C'est un cadeau très particulier. Le 23 décembre 2014, Google a écrit à trois journalistes de Wikileaks, Sarah Harrison, Kristinn Hrafnsson et Joseph Farrell, pour les informer que la firme de Mountain View avait fourni au FBI l'ensemble des e-mails et d'autres informations qu'elle détenait sur eux, en vertu d'un mandat de perquisition daté de mars 2012, resté secret jusque là.
"Nous sommes stupéfaits et troublés par le fait que Google ait attendu plus de deux ans et demi pour informer ses abonnés qu'un mandat de perquisition avait été délivré pour leurs enregistrements", s'élève leur avocat Michael Ratner, dans un courrier adressé ce lundi au président de Google, Eric Schdmit.
Selon les infomations du Guardian, l'ordre signé par le FBI et placé jusqu'à une date inconnue sous le sceau du secret imposait à Google de livrer l'ensemble des contenus des e-mails des trois personnes concernées, envoyés et reçus, l'ensemble des brouillons, et des e-mails effacés sur Gmail.
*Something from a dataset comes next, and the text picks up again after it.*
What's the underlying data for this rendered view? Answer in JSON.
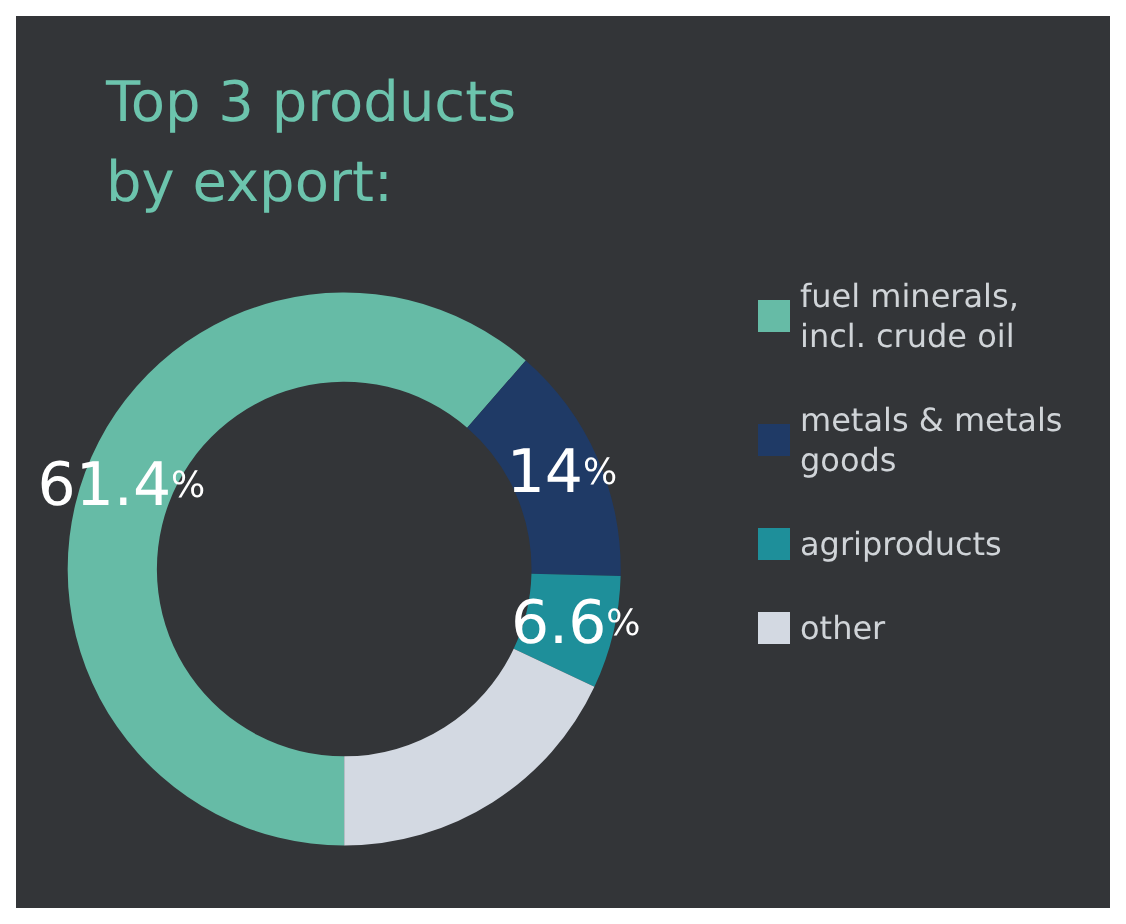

L'ordonnance exigeait aussi la fourniture des adresses source et de destination de tous les courriels, leur horodatage, et les métadonnées sur leur volume et longueur. Le FBI a également demandé tous les renseignements détenus par Google sur les moyens utilisés par les suspects pour accéder à ses services, y compris les données bancaires. En clair, Google devait livrer tout ce qu'il avait en possession sur les trois individus.
Google a indiqué avoir fourni des informations au FBI suite à cette demande, mais sans préciser s'il y avait donné totalement satisfaction, ou s'il a refusé de tout livrer. "Nous suivons la loi comme toute autre entreprise", s'est contenté d'expliquer Google au journal britannique.
"GOOGLE AIDE LE GOUVERNEMENT À VIOLER LA CONSTITUTION"
Dans sa missive, l'avocat demande au président de Google s'il a tout fait pour s'opposer à la requête du FBI, ou pour la rendre publique au plus tôt. Il rappelle que confronté à une situation similaire, Twitter s'était battu pour protéger les intérêts de l'eurodéputée Birgitta Jonsdottir, qui fut activiste et porte-parole pour Wikileaks.
Dans un livre publié à la rentrée dernière, Julian Assange avait dénoncé avec force les liens incestueux entre Google et le gouvernement américain, en particulier en matière d'affaires diplomatiques. "Les aspirations géopolitiques de Google sont fermement mêlées dans celles de l'agenda des affaires étrangères de la plus grande superpuissance mondiale. A mesure que le monopole de Google sur la recherche et les services Internet s'accroît (…), son influence sur les choix et les comportements sur la totalité des être humains se traduit en un véritable pouvoir d'influer sur le cours de l'histoire", avait-il écrit.
Interrogé par le Guardian, Julian Assage estime que cette nouvelle affaire montre que Google "se presse encore pour aider le gouvernement à violer la constitution, en délivrant les e-mails privés de journalistes en réponse à des réquisitions de type "donnez-nous tout ce que vous avez"".
La lettre de son avocat rappelle que lors d'un entretien avec Eric Schmidt le 19 avril 2011, un an avant l'ordre du FBI, Julian Assange avait demandé à Google qu'il adopte le même comportement de résistance que Twitter. Mais le patron du moteur de recherche s'était alors contenté de dire qu'il "ferait suivre" la demande au département juridique de Google, sans s'engager.
L'ordonnance du FBI s'était appuyée sur de prétendues violations des lois anti-espionnage des Etats-Unis, le vol de données appartenant à l'Etat, et la violation des lois contre les intrusions informatiques. Selon toutes vraisemblances, elle a été délivrée dans le cadre de l'enquête sur Bradley/Chelsea Manning, qui avait fourni à Wikileaks des centaines de milliers de documents confidentiels de la diplomatie américaine.
En août 2013, Manning avait été condamné à 35 ans de prison.